To bring the future into the present, take advantage of our affinity for the immediate

Don’t get me wrong, efficiency is fine on the factory floor (wherever and whatever your factory might be). But increasingly the efficiency of your ‘factory’ will become less of a differentiator to your business’s long-term success. All the work that can be made more efficient is being automated. Machines do a fine job of producing more in less time and everyone has access to the same machines.

For your business to thrive in the future you will need to invest time and attention into understanding that future.

Who do you aspire to be…?

Who will your customers be and what will they expect of you…?

What challenges will you need to overcome to realise those aspirations…?

Bring the future into the present – make it part of your business’s day-to-day reality – by taking advantage of how we naturally allocate our time and attention. Translate the ethereal world of strategic aspiration into specific, outcome-focused initiatives – strategic projects – that move the business step-by-step toward your future goals.

Be willing to experiment and test ideas to determine their potential strategic value. Give your people the time to create in service of your strategic aspirations. Give them the freedom to fail so that they’re willing to explore new territory and seek out new opportunities.

For future-focused work to compete with the immediate and urgent, it needs to be given distinction and importance.
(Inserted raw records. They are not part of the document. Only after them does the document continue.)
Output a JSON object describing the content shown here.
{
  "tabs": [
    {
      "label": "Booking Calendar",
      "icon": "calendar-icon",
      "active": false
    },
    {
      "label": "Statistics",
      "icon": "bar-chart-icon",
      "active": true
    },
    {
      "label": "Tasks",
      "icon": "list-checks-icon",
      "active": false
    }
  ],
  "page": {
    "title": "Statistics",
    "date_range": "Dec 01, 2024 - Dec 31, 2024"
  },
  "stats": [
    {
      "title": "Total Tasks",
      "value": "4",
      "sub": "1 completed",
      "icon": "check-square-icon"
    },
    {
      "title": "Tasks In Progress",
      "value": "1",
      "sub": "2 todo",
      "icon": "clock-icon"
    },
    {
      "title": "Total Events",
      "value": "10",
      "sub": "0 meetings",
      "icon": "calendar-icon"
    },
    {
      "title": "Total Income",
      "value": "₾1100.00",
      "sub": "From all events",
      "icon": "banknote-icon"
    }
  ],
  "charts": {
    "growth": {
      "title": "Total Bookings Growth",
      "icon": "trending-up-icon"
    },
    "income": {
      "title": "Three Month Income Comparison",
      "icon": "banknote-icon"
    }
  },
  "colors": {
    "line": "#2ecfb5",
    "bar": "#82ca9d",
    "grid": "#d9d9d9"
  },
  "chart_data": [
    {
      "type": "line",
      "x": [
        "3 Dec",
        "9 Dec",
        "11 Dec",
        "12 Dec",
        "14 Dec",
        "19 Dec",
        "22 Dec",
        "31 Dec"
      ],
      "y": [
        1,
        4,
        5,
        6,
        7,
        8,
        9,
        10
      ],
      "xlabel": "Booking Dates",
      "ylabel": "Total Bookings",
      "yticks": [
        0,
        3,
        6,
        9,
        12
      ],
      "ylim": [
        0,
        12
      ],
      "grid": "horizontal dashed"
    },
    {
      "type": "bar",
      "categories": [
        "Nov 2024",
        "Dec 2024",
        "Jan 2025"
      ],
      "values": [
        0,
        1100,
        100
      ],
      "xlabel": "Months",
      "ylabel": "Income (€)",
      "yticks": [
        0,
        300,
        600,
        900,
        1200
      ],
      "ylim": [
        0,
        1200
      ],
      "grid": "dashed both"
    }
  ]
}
Today’s businesses need to create a culture where shaping the business for the future is an investment that’s a consistent and persistent part of the present.

Are you and your people too ‘busy being busy’ to focus on the work that will shape the future that you aspire to?

Does your organisation reward people on efficiency – their daily output – or effectiveness – their overall contribution to business health?

How do you show your organisation that you value investment in the long-term as much as immediate results?

Does your business tap into the knowledge and capabilities of its people to maximise the effective use of your organisation’s time and attention?